[CRITIQUE] Le Cygne – Le vilain petit canard

L’univers singulier de Wes Anderson, aisément reconnaissable grâce à sa stylisation visuelle unique et à sa fusion entre la comédie pince-sans-rire et une mélancolie sous-jacente, se révèle d’une manière singulière dans son court-métrage intitulé Le Cygne. Dans cette œuvre, Anderson déroge à sa formule habituelle, offrant un monologue poignant, sublimé par le talent solitaire de l’acteur Rupert Friend. Cette audacieuse initiative nous convie à une immersion profonde dans l’âme du personnage de Peter Watson, un jeune garçon chétif aux prises avec la tyrannie brutale d’Ernie et Raymond, deux individus dépourvus de finesse. À travers cet opus, Anderson explore la confrontation entre l’innocence et la cruauté, tout en hissant la mise en scène au sommet de la narration, créant ainsi une œuvre aussi déconcertante que captivante.

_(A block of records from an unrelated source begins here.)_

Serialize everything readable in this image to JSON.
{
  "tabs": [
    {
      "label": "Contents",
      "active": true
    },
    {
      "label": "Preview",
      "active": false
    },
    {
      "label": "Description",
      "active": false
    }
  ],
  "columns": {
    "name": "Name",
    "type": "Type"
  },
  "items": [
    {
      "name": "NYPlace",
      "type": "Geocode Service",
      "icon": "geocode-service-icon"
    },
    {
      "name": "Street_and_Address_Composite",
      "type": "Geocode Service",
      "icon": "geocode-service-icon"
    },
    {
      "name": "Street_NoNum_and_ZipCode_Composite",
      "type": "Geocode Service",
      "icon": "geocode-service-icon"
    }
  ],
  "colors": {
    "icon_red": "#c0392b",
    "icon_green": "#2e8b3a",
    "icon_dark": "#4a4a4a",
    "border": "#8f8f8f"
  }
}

En décalage avec ses réalisations habituelles telles que The French Dispatch et Asteroid City, Wes Anderson délaisse ici les assemblées d’acteurs et les distributions d’étoiles au profit d’un monologue solitaire. Cette rupture avec sa traditionnelle pléthore de protagonistes apporte un vent de fraîcheur à son travail, soulignant la centralité de la mise en scène. Si le style symétrique d’Anderson reste fascinant, il acquiert une intensité supplémentaire lorsqu’il est juxtaposé à un seul acteur, obligeant ainsi le public à plonger profondément dans l’intrigue. Cette décision audacieuse révèle le talent de Wes Anderson en tant que réalisateur, démontrant que sa mise en scène peut incarner un personnage à part entière. L’association entre l’univers de Roald Dahl et celui du cinéaste trouve, comme toujours, une harmonie parfaite. Anderson parvient à capturer l’essence de l’innocence enfantine et de la découverte du monde, tout en préservant son esthétique aisément reconnaissable. Cette alchimie magique insuffle à ces courtes minutes une douceur singulière qui caractérise la collaboration de leurs univers.

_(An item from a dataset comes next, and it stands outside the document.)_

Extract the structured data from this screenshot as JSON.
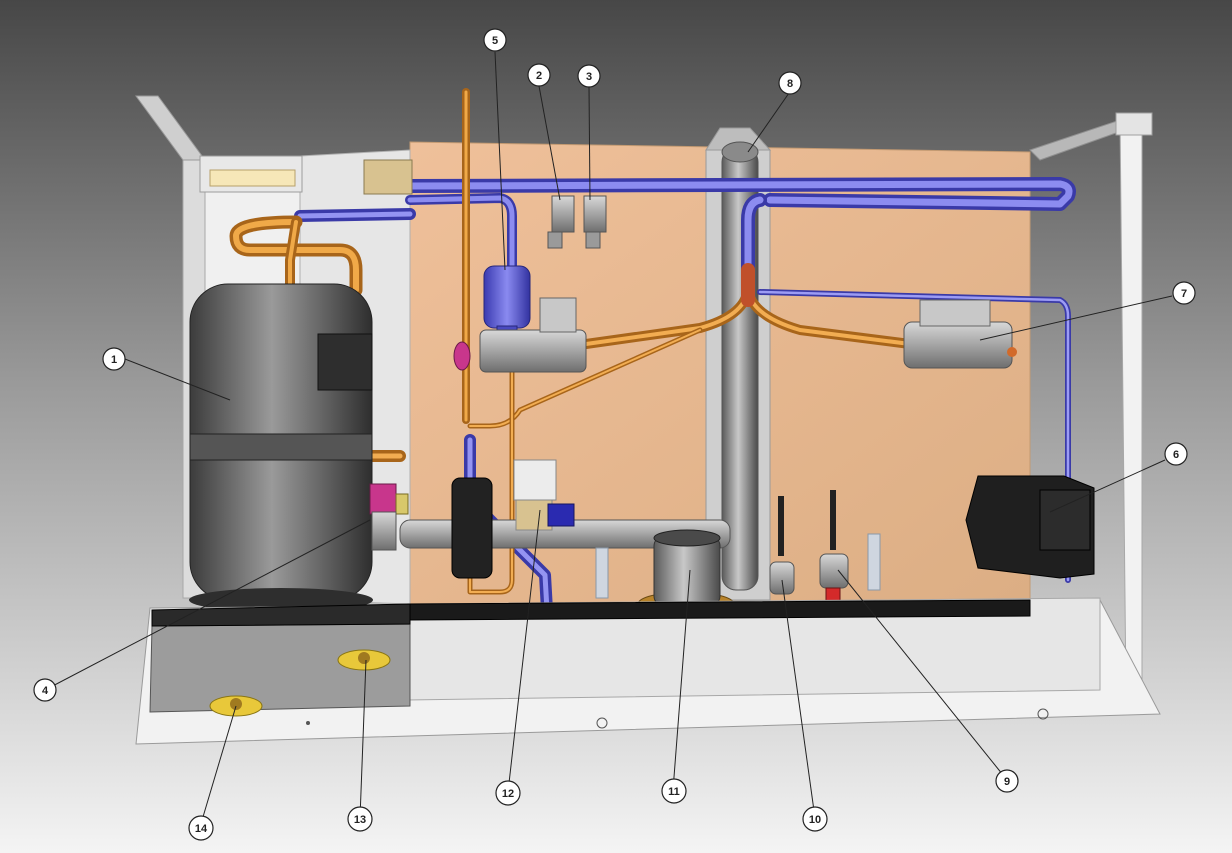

À l’instar de son habitude, Wes Anderson nous gratifie d’une comédie pince-sans-rire, nuancée par la subtilité et la malice. Toutefois, sous cette apparence légère, une profonde mélancolie transparaît. Il explore la dualité entre l’humour et la tristesse avec finesse, poussant ainsi le spectateur à méditer sur la dureté du monde et la persévérance de l’innocence. Le Cygne se détache nettement comme l’œuvre la plus sombre et cruelle de la filmographie d’Anderson. Le récit d’un enfant intrépide, confronté aux horreurs de deux brutes sadiques, suscite de profondes interrogations sur la nature humaine. Contrairement à ses protagonistes habituels qui se rapprochent émotionnellement du public au fil de l’histoire, ici, une distance émotionnelle perdure, conférant au film une tonalité mélancolique et tragique a posteriori. La brièveté de ces 17 minutes y contribue également, laissant une empreinte indélébile de cruauté.

Ce court-métrage se distingue par l’innocence avec laquelle il aborde un événement aussi traumatisant, ce qui lui confère une dimension d’autant plus effrayante. La scène du train, notamment, illustre de manière magistrale cette dualité, permettant au spectateur de s’immerger profondément dans le récit. Bien que dépourvu du casting présent dans La Merveilleuse Histoire de Henry Sugar, Le Cygne parvient à captiver et à émouvoir. Une brillante réalisation.

Le Cygne de Wes Anderson, 0h17, avec Ralph Fiennes, Rupert Friend, Asa Jennings – Sur Netflix le 28 septembre 2023.